L'Union européenne prépare une feuille de route pour renforcer « l'autonomie stratégique de l'Union européenne », avec trois pistes majeures : sécuriser l'approvisionnement en métaux critiques produits en dehors de l'Europe ; développer le recyclage de tous les métaux entrés dans l'Union ; développer les projets miniers sur le sol européen. Selon la ministre française de l'Industrie Agnès Pannier-Runacher, « seuls 2 % des métaux utilisés pour la transition énergétique sont disponibles sur le continent européen » ; le vice-président de la Commission Maroš Šefčovič souligne que seuls 12 % des métaux en Europe sont récupérés. La Commission a identifié quatre projets pour extraire du lithium, qui permettraient de couvrir environ 80 % de la demande en lithium de l'industrie automobile : à Cinovec en République tchèque, en Finlande à Keliber, en Autriche à Wolfsberg et à Zinnval en Allemagne. Mais les projets miniers suscitent l'opposition des populations locales : en Serbie, le gouvernement a dû enterrer le projet géant de mine de lithium de Rio Tinto dans la vallée de Jadar[19].
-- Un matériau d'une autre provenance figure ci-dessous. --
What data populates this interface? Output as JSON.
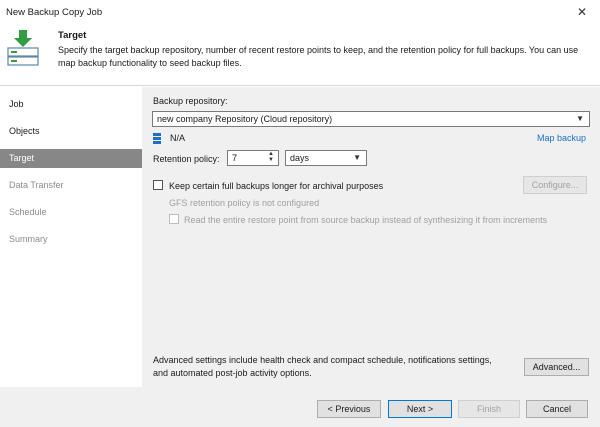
{
  "window": {
    "title": "New Backup Copy Job"
  },
  "header": {
    "title": "Target",
    "description": "Specify the target backup repository, number of recent restore points to keep, and the retention policy for full backups. You can use map backup functionality to seed backup files.",
    "icon": "backup-target-icon"
  },
  "sidebar": {
    "items": [
      {
        "label": "Job",
        "state": "normal"
      },
      {
        "label": "Objects",
        "state": "normal"
      },
      {
        "label": "Target",
        "state": "active"
      },
      {
        "label": "Data Transfer",
        "state": "dim"
      },
      {
        "label": "Schedule",
        "state": "dim"
      },
      {
        "label": "Summary",
        "state": "dim"
      }
    ]
  },
  "main": {
    "repository_label": "Backup repository:",
    "repository_value": "new company Repository (Cloud repository)",
    "repository_space": "N/A",
    "map_backup_link": "Map backup",
    "retention_label": "Retention policy:",
    "retention_value": "7",
    "retention_unit": "days",
    "archival_checkbox_label": "Keep certain full backups longer for archival purposes",
    "configure_button": "Configure...",
    "gfs_status": "GFS retention policy is not configured",
    "read_entire_label": "Read the entire restore point from source backup instead of synthesizing it from increments",
    "advanced_text_line1": "Advanced settings include health check and compact schedule, notifications settings,",
    "advanced_text_line2": "and automated post-job activity options.",
    "advanced_button": "Advanced..."
  },
  "footer": {
    "previous": "< Previous",
    "next": "Next >",
    "finish": "Finish",
    "cancel": "Cancel"
  },
  "colors": {
    "active_nav": "#878787",
    "link": "#1a6fc9",
    "accent_icon": "#2e9e3f",
    "panel_bg": "#f0f0f0"
  }
}
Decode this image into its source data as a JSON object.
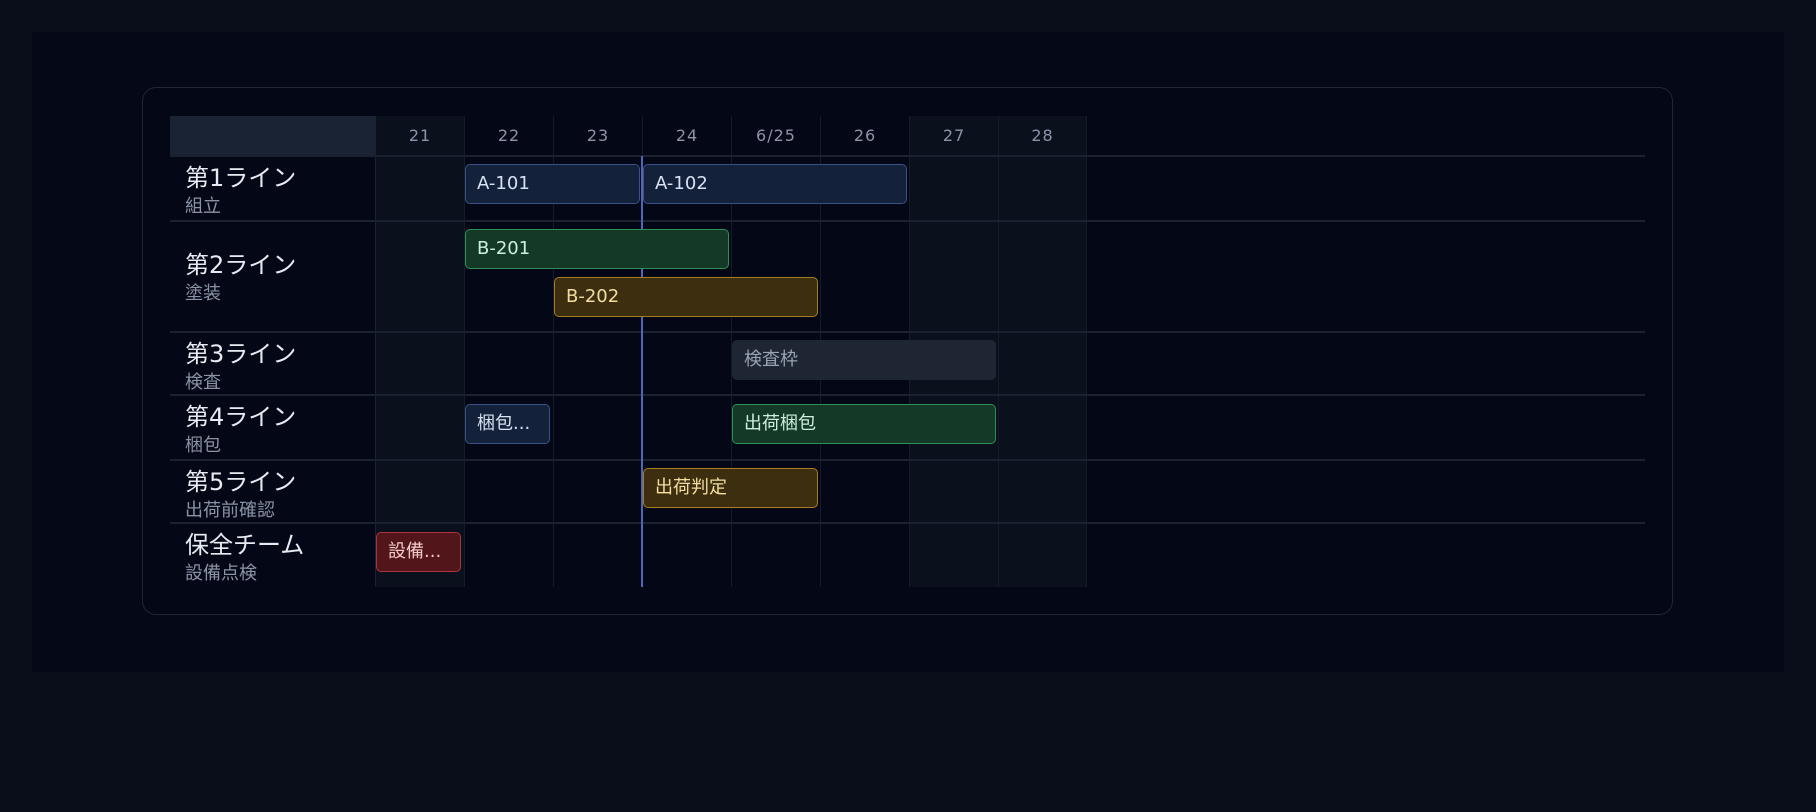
{
  "timeline": {
    "days": [
      "21",
      "22",
      "23",
      "24",
      "6/25",
      "26",
      "27",
      "28"
    ],
    "today_index": 3
  },
  "rows": [
    {
      "name": "第1ライン",
      "sub": "組立"
    },
    {
      "name": "第2ライン",
      "sub": "塗装"
    },
    {
      "name": "第3ライン",
      "sub": "検査"
    },
    {
      "name": "第4ライン",
      "sub": "梱包"
    },
    {
      "name": "第5ライン",
      "sub": "出荷前確認"
    },
    {
      "name": "保全チーム",
      "sub": "設備点検"
    }
  ],
  "tasks": [
    {
      "label": "A-101",
      "row": 0,
      "color": "blue"
    },
    {
      "label": "A-102",
      "row": 0,
      "color": "blue"
    },
    {
      "label": "B-201",
      "row": 1,
      "color": "green"
    },
    {
      "label": "B-202",
      "row": 1,
      "color": "amber"
    },
    {
      "label": "検査枠",
      "row": 2,
      "color": "gray"
    },
    {
      "label": "梱包...",
      "row": 3,
      "color": "blue"
    },
    {
      "label": "出荷梱包",
      "row": 3,
      "color": "green"
    },
    {
      "label": "出荷判定",
      "row": 4,
      "color": "amber"
    },
    {
      "label": "設備...",
      "row": 5,
      "color": "red"
    }
  ],
  "colors": {
    "blue": "#13213b",
    "green": "#143a27",
    "amber": "#3e2e10",
    "gray": "#1e2533",
    "red": "#521519",
    "today_line": "#4f67b8"
  }
}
En juillet 2023, le ministère du Commerce chinois annonce une limitation des exportations de deux métaux critiques : le gallium, utilisé dans les puces électroniques, les LED, les panneaux photovoltaïques et le germanium, essentiel pour la fibre optique et l'infrarouge ; ces métaux sont également très recherchés par le secteur de la défense. A partir du 1er août 2023, les exportateurs chinois de gallium et de germanium, ainsi que de certains produits chimiques associés, devront obtenir une autorisation préalable du pouvoir central[20].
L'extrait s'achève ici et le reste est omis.